Mr. PERSON. On our present dry storage program we exclude loans on the foundation and on the wiring and so on so that the structure itself can be dismantled. We also get a subordination agreement or a severance agreement which separates it from the real estate so that we have a first lien on it and it can be repossessed or moved quite easily, whereas this becomes more difficult when we become involved in total real estate mortgages. Farmers Home Administration, of course, is involved in the total real estate financing, along with Federal Land Bank, and of course commercial banks are more involved in the total real estate financing than we are in ASCS. We confine our operations pretty much to those price supported commodities, except for the exceptions where we have expanded our program.

Senator DOLE. What are the terms for storage facility loans presently?

Mr.
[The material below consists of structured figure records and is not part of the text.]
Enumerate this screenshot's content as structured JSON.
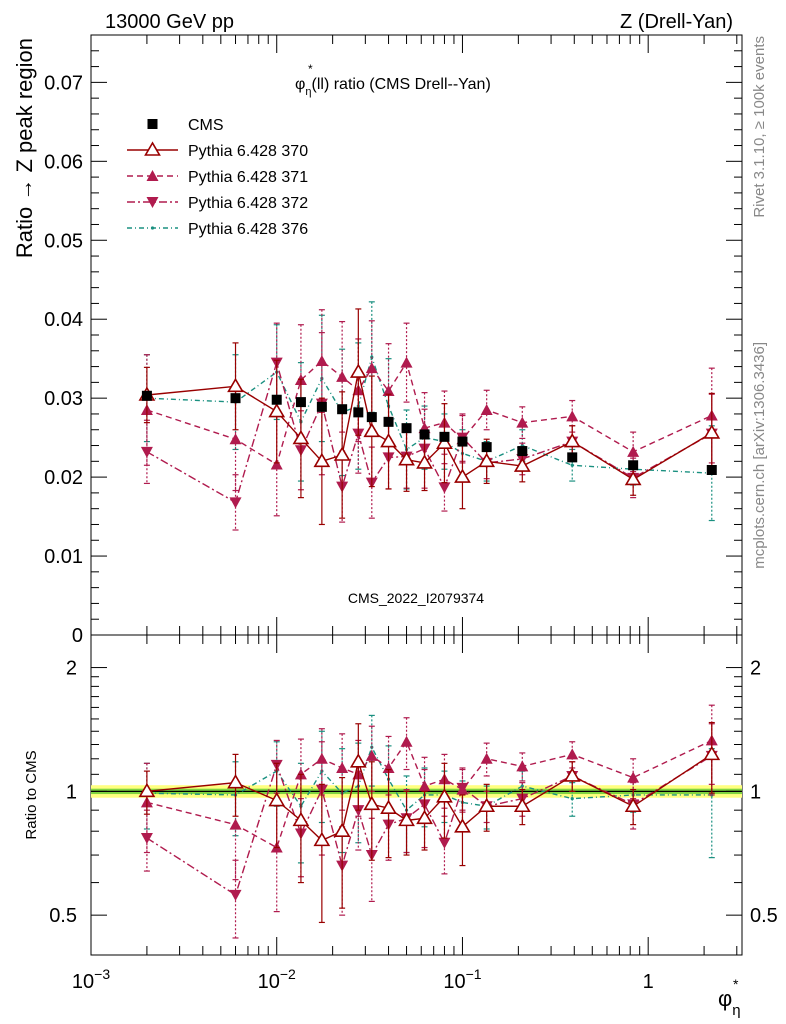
{
  "header": {
    "left": "13000 GeV pp",
    "right": "Z (Drell-Yan)"
  },
  "side_labels": {
    "rivet": "Rivet 3.1.10, ≥ 100k events",
    "mcplots": "mcplots.cern.ch [arXiv:1306.3436]"
  },
  "colors": {
    "cms": "#000000",
    "p370": "#990000",
    "p371": "#b01b4e",
    "p372": "#b01b4e",
    "p376": "#1a9080",
    "band_inner": "#7fd440",
    "band_outer": "#ffff80"
  },
  "chart_data": [
    {
      "type": "scatter",
      "title_parts": {
        "phi": "φ",
        "sup": "*",
        "sub": "η",
        "rest": "(ll) ratio (CMS Drell--Yan)"
      },
      "watermark": "CMS_2022_I2079374",
      "ylabel": "Ratio → Z peak region",
      "x_scale": "log",
      "xlim": [
        0.001,
        3.2
      ],
      "ylim": [
        0,
        0.076
      ],
      "y_ticks": [
        "0",
        "0.01",
        "0.02",
        "0.03",
        "0.04",
        "0.05",
        "0.06",
        "0.07"
      ],
      "legend_position": "top-left",
      "x": [
        0.002,
        0.006,
        0.01,
        0.0135,
        0.0175,
        0.0225,
        0.0275,
        0.0325,
        0.04,
        0.05,
        0.0625,
        0.08,
        0.1,
        0.135,
        0.21,
        0.39,
        0.83,
        2.2
      ],
      "series": [
        {
          "name": "CMS",
          "style": "data",
          "values": [
            0.0303,
            0.03,
            0.0298,
            0.0295,
            0.0289,
            0.0286,
            0.0282,
            0.0276,
            0.027,
            0.0262,
            0.0254,
            0.0251,
            0.0245,
            0.0238,
            0.0233,
            0.0225,
            0.0215,
            0.0209
          ],
          "errors": [
            0.0004,
            0.0004,
            0.0004,
            0.0004,
            0.0004,
            0.0004,
            0.0004,
            0.0004,
            0.0004,
            0.0004,
            0.0004,
            0.0004,
            0.0004,
            0.0004,
            0.0004,
            0.0004,
            0.0004,
            0.0004
          ]
        },
        {
          "name": "Pythia 6.428 370",
          "style": "solid-open-triangle",
          "values": [
            0.0304,
            0.0315,
            0.0283,
            0.0249,
            0.022,
            0.0228,
            0.0333,
            0.0258,
            0.0245,
            0.0222,
            0.0218,
            0.0243,
            0.02,
            0.022,
            0.0214,
            0.0245,
            0.0197,
            0.0256
          ],
          "errors": [
            0.0035,
            0.0055,
            0.0065,
            0.0075,
            0.008,
            0.008,
            0.008,
            0.007,
            0.006,
            0.004,
            0.0035,
            0.005,
            0.004,
            0.0028,
            0.002,
            0.002,
            0.002,
            0.005
          ]
        },
        {
          "name": "Pythia 6.428 371",
          "style": "dashed-up-triangle",
          "values": [
            0.0285,
            0.0248,
            0.0216,
            0.0323,
            0.0347,
            0.0327,
            0.031,
            0.0338,
            0.0309,
            0.0345,
            0.0262,
            0.0269,
            0.0248,
            0.0285,
            0.0269,
            0.0277,
            0.0232,
            0.0278
          ],
          "errors": [
            0.007,
            0.0065,
            0.0065,
            0.007,
            0.0065,
            0.007,
            0.0065,
            0.006,
            0.006,
            0.005,
            0.0045,
            0.004,
            0.003,
            0.0025,
            0.002,
            0.002,
            0.0025,
            0.006
          ]
        },
        {
          "name": "Pythia 6.428 372",
          "style": "dashdot-down-triangle",
          "values": [
            0.0232,
            0.0168,
            0.0345,
            0.0234,
            0.0293,
            0.0188,
            0.0255,
            0.0193,
            0.0225,
            0.0226,
            0.0236,
            0.0187,
            0.025,
            0.0218,
            0.0223,
            0.0245,
            0.0199,
            0.0255
          ],
          "errors": [
            0.004,
            0.0035,
            0.005,
            0.005,
            0.009,
            0.0045,
            0.005,
            0.0045,
            0.004,
            0.004,
            0.005,
            0.003,
            0.003,
            0.002,
            0.002,
            0.002,
            0.0025,
            0.005
          ]
        },
        {
          "name": "Pythia 6.428 376",
          "style": "dashdot-dots",
          "values": [
            0.03,
            0.0295,
            0.0333,
            0.027,
            0.0325,
            0.0282,
            0.029,
            0.0352,
            0.029,
            0.0235,
            0.025,
            0.0245,
            0.023,
            0.022,
            0.024,
            0.0215,
            0.021,
            0.0205
          ],
          "errors": [
            0.0055,
            0.006,
            0.006,
            0.0075,
            0.008,
            0.008,
            0.008,
            0.007,
            0.006,
            0.005,
            0.004,
            0.0035,
            0.003,
            0.0025,
            0.002,
            0.002,
            0.002,
            0.006
          ]
        }
      ]
    },
    {
      "type": "scatter",
      "ylabel": "Ratio to CMS",
      "x_scale": "log",
      "xlim": [
        0.001,
        3.2
      ],
      "ylim": [
        0.4,
        2.4
      ],
      "y_scale": "log",
      "y_ticks": [
        "0.5",
        "1",
        "2"
      ],
      "x_ticks": [
        {
          "base": "10",
          "exp": "−3"
        },
        {
          "base": "10",
          "exp": "−2"
        },
        {
          "base": "10",
          "exp": "−1"
        },
        {
          "base": "1",
          "exp": ""
        }
      ],
      "xlabel_parts": {
        "phi": "φ",
        "sup": "*",
        "sub": "η"
      },
      "ref_line": 1,
      "band_inner": 0.015,
      "band_outer": 0.035,
      "x": [
        0.002,
        0.006,
        0.01,
        0.0135,
        0.0175,
        0.0225,
        0.0275,
        0.0325,
        0.04,
        0.05,
        0.0625,
        0.08,
        0.1,
        0.135,
        0.21,
        0.39,
        0.83,
        2.2
      ],
      "series": [
        {
          "name": "Pythia 6.428 370",
          "values": [
            1.0,
            1.05,
            0.95,
            0.85,
            0.76,
            0.8,
            1.18,
            0.93,
            0.91,
            0.85,
            0.86,
            0.97,
            0.82,
            0.92,
            0.92,
            1.09,
            0.92,
            1.23
          ],
          "errors": [
            0.12,
            0.18,
            0.22,
            0.25,
            0.28,
            0.28,
            0.28,
            0.25,
            0.22,
            0.15,
            0.14,
            0.2,
            0.16,
            0.12,
            0.09,
            0.09,
            0.09,
            0.24
          ]
        },
        {
          "name": "Pythia 6.428 371",
          "values": [
            0.94,
            0.83,
            0.73,
            1.1,
            1.2,
            1.14,
            1.1,
            1.22,
            1.14,
            1.32,
            1.03,
            1.07,
            1.01,
            1.2,
            1.15,
            1.23,
            1.08,
            1.33
          ],
          "errors": [
            0.23,
            0.22,
            0.22,
            0.24,
            0.22,
            0.24,
            0.23,
            0.22,
            0.22,
            0.19,
            0.18,
            0.16,
            0.12,
            0.11,
            0.09,
            0.09,
            0.12,
            0.29
          ]
        },
        {
          "name": "Pythia 6.428 372",
          "values": [
            0.77,
            0.56,
            1.16,
            0.79,
            1.01,
            0.66,
            0.9,
            0.7,
            0.83,
            0.86,
            0.93,
            0.75,
            1.02,
            0.92,
            0.96,
            1.09,
            0.93,
            1.22
          ],
          "errors": [
            0.13,
            0.12,
            0.17,
            0.17,
            0.31,
            0.16,
            0.18,
            0.16,
            0.15,
            0.15,
            0.2,
            0.12,
            0.12,
            0.08,
            0.09,
            0.09,
            0.12,
            0.24
          ]
        },
        {
          "name": "Pythia 6.428 376",
          "values": [
            0.99,
            0.98,
            1.12,
            0.92,
            1.12,
            0.99,
            1.03,
            1.28,
            1.07,
            0.9,
            0.98,
            0.98,
            0.94,
            0.92,
            1.03,
            0.96,
            0.98,
            0.98
          ],
          "errors": [
            0.18,
            0.2,
            0.2,
            0.25,
            0.28,
            0.28,
            0.28,
            0.25,
            0.22,
            0.19,
            0.16,
            0.14,
            0.12,
            0.11,
            0.09,
            0.09,
            0.09,
            0.29
          ]
        }
      ]
    }
  ]
}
PERSON. 5 years, first payment due in four equal installments beginning 12 months after the first year of the loan. So it is a total of 5 years repayment schedule.

The current interest rate is 61% percent. At the present time the rate is adjusted every 6 months, depending upon the cost of money to the Government, and we loan up to 70 percent of the total cost of the structure exclusive of foundation and wiring.
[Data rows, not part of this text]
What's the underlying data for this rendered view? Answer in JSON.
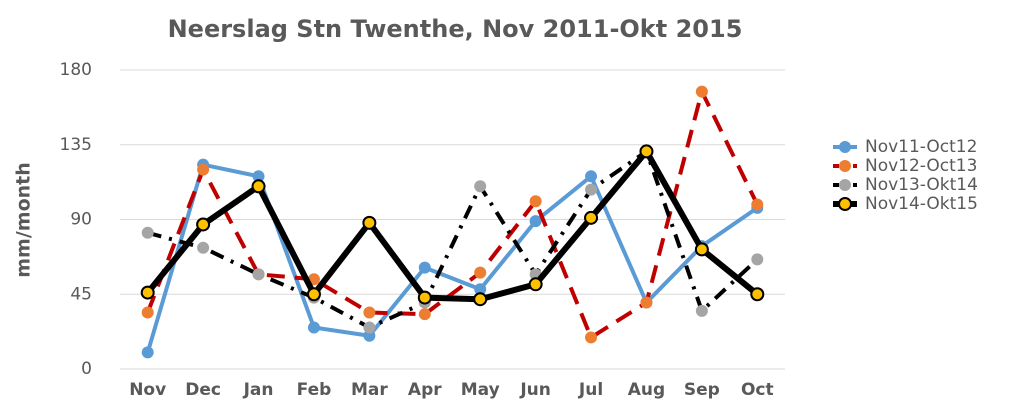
{
  "chart_data": {
    "type": "line",
    "title": "Neerslag Stn Twenthe, Nov 2011-Okt 2015",
    "y_label": "mm/month",
    "categories": [
      "Nov",
      "Dec",
      "Jan",
      "Feb",
      "Mar",
      "Apr",
      "May",
      "Jun",
      "Jul",
      "Aug",
      "Sep",
      "Oct"
    ],
    "ylim": [
      0,
      180
    ],
    "yticks": [
      0,
      45,
      90,
      135,
      180
    ],
    "grid": true,
    "legend": "right",
    "series": [
      {
        "name": "Nov11-Oct12",
        "color": "#5b9bd5",
        "line_color": "#5b9bd5",
        "line_style": "solid",
        "values": [
          10,
          123,
          116,
          25,
          20,
          61,
          48,
          89,
          116,
          40,
          74,
          97
        ]
      },
      {
        "name": "Nov12-Oct13",
        "color": "#ed7d31",
        "line_color": "#c00000",
        "line_style": "dashed",
        "values": [
          34,
          120,
          57,
          54,
          34,
          33,
          58,
          101,
          19,
          40,
          167,
          99
        ]
      },
      {
        "name": "Nov13-Okt14",
        "color": "#a5a5a5",
        "line_color": "#000000",
        "line_style": "dashdot",
        "values": [
          82,
          73,
          57,
          43,
          25,
          40,
          110,
          57,
          108,
          131,
          35,
          66
        ]
      },
      {
        "name": "Nov14-Okt15",
        "color": "#ffc000",
        "line_color": "#000000",
        "line_style": "solid-thick",
        "values": [
          46,
          87,
          110,
          45,
          88,
          43,
          42,
          51,
          91,
          131,
          72,
          45
        ]
      }
    ]
  }
}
Senator DOLE. How does the USDA arrive at the figure that this bill would require $3 million annually in additional expenditures? It is not the intent, as far as I know, nor is it the intent of Senator Humphrey or other cosponsors to increase expenditures, but simply to require that loan funds are available, loans for silos and similar storage facilities as an option for farmers.

I do not understand. The record should show why this bill would necessitate an increase in expenditures, And if it does, is there any suggested modification that would avoid such an increase?

Mr. PERSON. Well, we could increase our restrictions on loans by increasing the required downpayment or other restrictions that would limit the availability of the loans. We use Commodity Credit Corporation funds and are reimbursed for the losses. The only control we would have would be setting program limitations to limit access to the loan program, which we can do if we increase the downpayment, for instance, from 30 percent to 40 or 50 percent. There would be less farmer interest in the loan program.

Senator DOLE. Right.

Mr. PERSON. So we can control it to some extent but of course it does also limit the availability of dry storage facilities because we have treated them in one package in the past.